[<prev] [next>] [<thread-prev] [thread-next>] [day] [month] [year] [list]
Message-ID: <90051606-1883-7dc7-fe4f-3bb135e816ae@solarflare.com>
Date: Wed, 30 Jan 2019 17:33:14 +0000
From: Edward Cree <ecree@...arflare.com>
To: Ivan Babrou <ivan@...udflare.com>, <netdev@...r.kernel.org>
CC: "David S. Miller" <davem@...emloft.net>,
Eric Dumazet <edumazet@...gle.com>,
Ignat Korchagin <ignat@...udflare.com>,
Shawn Bohrer <sbohrer@...udflare.com>,
Jakub Sitnicki <jakub@...udflare.com>
Subject: Re: Crashes in skb clone/allocation in 4.19.18
On 30/01/19 16:51, Ivan Babrou wrote:
> Hey,
>
> We've upgraded some machines from 4.19.13 to 4.19.18 and some of them
> crashed with the following:
>
> [ 2313.192006] general protection fault: 0000 [#1] SMP PTI
> [ 2313.205924] CPU: 32 PID: 65437 Comm: nginx-fl Tainted: G
> O 4.19.18-cloudflare-2019.1.8 #2019.1.8
> [ 2313.224973] Hardware name: Quanta Computer Inc.
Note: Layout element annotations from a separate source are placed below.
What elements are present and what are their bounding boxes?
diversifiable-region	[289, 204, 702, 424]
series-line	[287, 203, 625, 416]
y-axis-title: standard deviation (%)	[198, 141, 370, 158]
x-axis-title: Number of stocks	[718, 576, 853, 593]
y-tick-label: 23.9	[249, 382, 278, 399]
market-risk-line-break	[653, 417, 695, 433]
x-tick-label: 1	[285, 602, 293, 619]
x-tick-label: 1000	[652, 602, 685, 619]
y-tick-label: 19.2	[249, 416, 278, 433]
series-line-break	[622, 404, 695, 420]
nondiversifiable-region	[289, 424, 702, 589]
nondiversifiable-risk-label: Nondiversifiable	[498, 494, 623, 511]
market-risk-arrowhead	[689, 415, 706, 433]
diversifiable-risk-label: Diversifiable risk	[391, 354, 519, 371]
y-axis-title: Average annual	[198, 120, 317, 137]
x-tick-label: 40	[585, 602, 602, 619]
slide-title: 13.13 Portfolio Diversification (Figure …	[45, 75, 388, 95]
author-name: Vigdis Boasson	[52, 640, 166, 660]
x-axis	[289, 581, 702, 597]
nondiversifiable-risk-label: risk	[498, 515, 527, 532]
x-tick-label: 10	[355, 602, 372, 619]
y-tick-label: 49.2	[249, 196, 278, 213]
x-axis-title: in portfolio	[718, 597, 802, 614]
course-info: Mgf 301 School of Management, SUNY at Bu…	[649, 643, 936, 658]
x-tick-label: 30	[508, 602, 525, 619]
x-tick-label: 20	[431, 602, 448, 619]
QuantaPlex
> T41S-2U/S2S-MB, BIOS S2S_3B10.03 06/21/2018
> [ 2313.243400] RIP: 0010:kmem_cache_alloc_node+0x178/0x1f0
> [ 2313.257768] Code: 89 fa 4c 89 f6 e8 68 40 a1 00 4c 8b 55 00 58 4d
> 85 d2 75 d6 e9 6f ff ff ff 41 8b 59 20 48 8d 4a 01 4c 89 f8 49 8b 39
> 4c 01 fb <48> 33 1b 49 33 99 38 01 00 00 65 48 0f c7 0f 0f 94 c0 84 c0
> 0f 84
> [ 2313.295550] RSP: 0000:ffff94457f903b48 EFLAGS: 00010202
> [ 2313.310352] RAX: 08b82daf1f57da0e RBX: 08b82daf1f57da0e RCX: 00000000005ff72d
> [ 2313.327189] RDX: 00000000005ff72c RSI: 0000000000480220 RDI: 0000000000026e40
> [ 2313.344029] RBP: ffff94457f04d680 R08: ffff94457f926e40 R09: ffff94457f04d680
> [ 2313.360912] R10: 000004ce652a0026 R11: 0000000000000000 R12: 0000000000480220
> [ 2313.377857] R13: 00000000ffffffff R14: ffffffffb1ab3ab7 R15: 08b82daf1f57da0e
> [ 2313.394820] FS: 00007fdea755c780(0000) GS:ffff94457f900000(0000)
> knlGS:0000000000000000
> [ 2313.412887] CS: 0010 DS: 0000 ES: 0000 CR0: 0000000080050033
> [ 2313.428581] CR2: 000055acc3cf517b CR3: 000000201b1ea003 CR4: 00000000003606e0
> [ 2313.445753] DR0: 0000000000000000 DR1: 0000000000000000 DR2: 0000000000000000
> [ 2313.462843] perf: interrupt took too long (8028 > 7291), lowering
> kernel.perf_event_max_sample_rate to 24000
> [ 2313.462867] DR3: 0000000000000000 DR6: 00000000fffe0ff0 DR7: 0000000000000400
> [ 2313.500216] Call Trace:
> [ 2313.512833] <IRQ>
> [ 2313.524748] __alloc_skb+0x57/0x1d0
> [ 2313.537934] __tcp_send_ack.part.48+0x2f/0x100
> [ 2313.551845] tcp_rcv_established+0x550/0x640
> [ 2313.565394] tcp_v4_do_rcv+0x12a/0x1e0
> [ 2313.578322] tcp_v4_rcv+0xadc/0xbd0
> [ 2313.590993] ip_local_deliver_finish+0x5d/0x1d0
> [ 2313.604727] ip_local_deliver+0x6b/0xe0
> [ 2313.617782] ? ip_sublist_rcv+0x200/0x200
> [ 2313.630415] perf: interrupt took too long (10040 > 10035), lowering
> kernel.perf_event_max_sample_rate to 19000
> [ 2313.630948] ip_rcv+0x52/0xd0
> [ 2313.662850] ? ip_rcv_core.isra.22+0x2b0/0x2b0
> [ 2313.662857] __netif_receive_skb_one_core+0x52/0x70
> [ 2313.690860] netif_receive_skb_internal+0x34/0xe0
> [ 2313.690883] efx_rx_deliver+0x11a/0x180 [sfc]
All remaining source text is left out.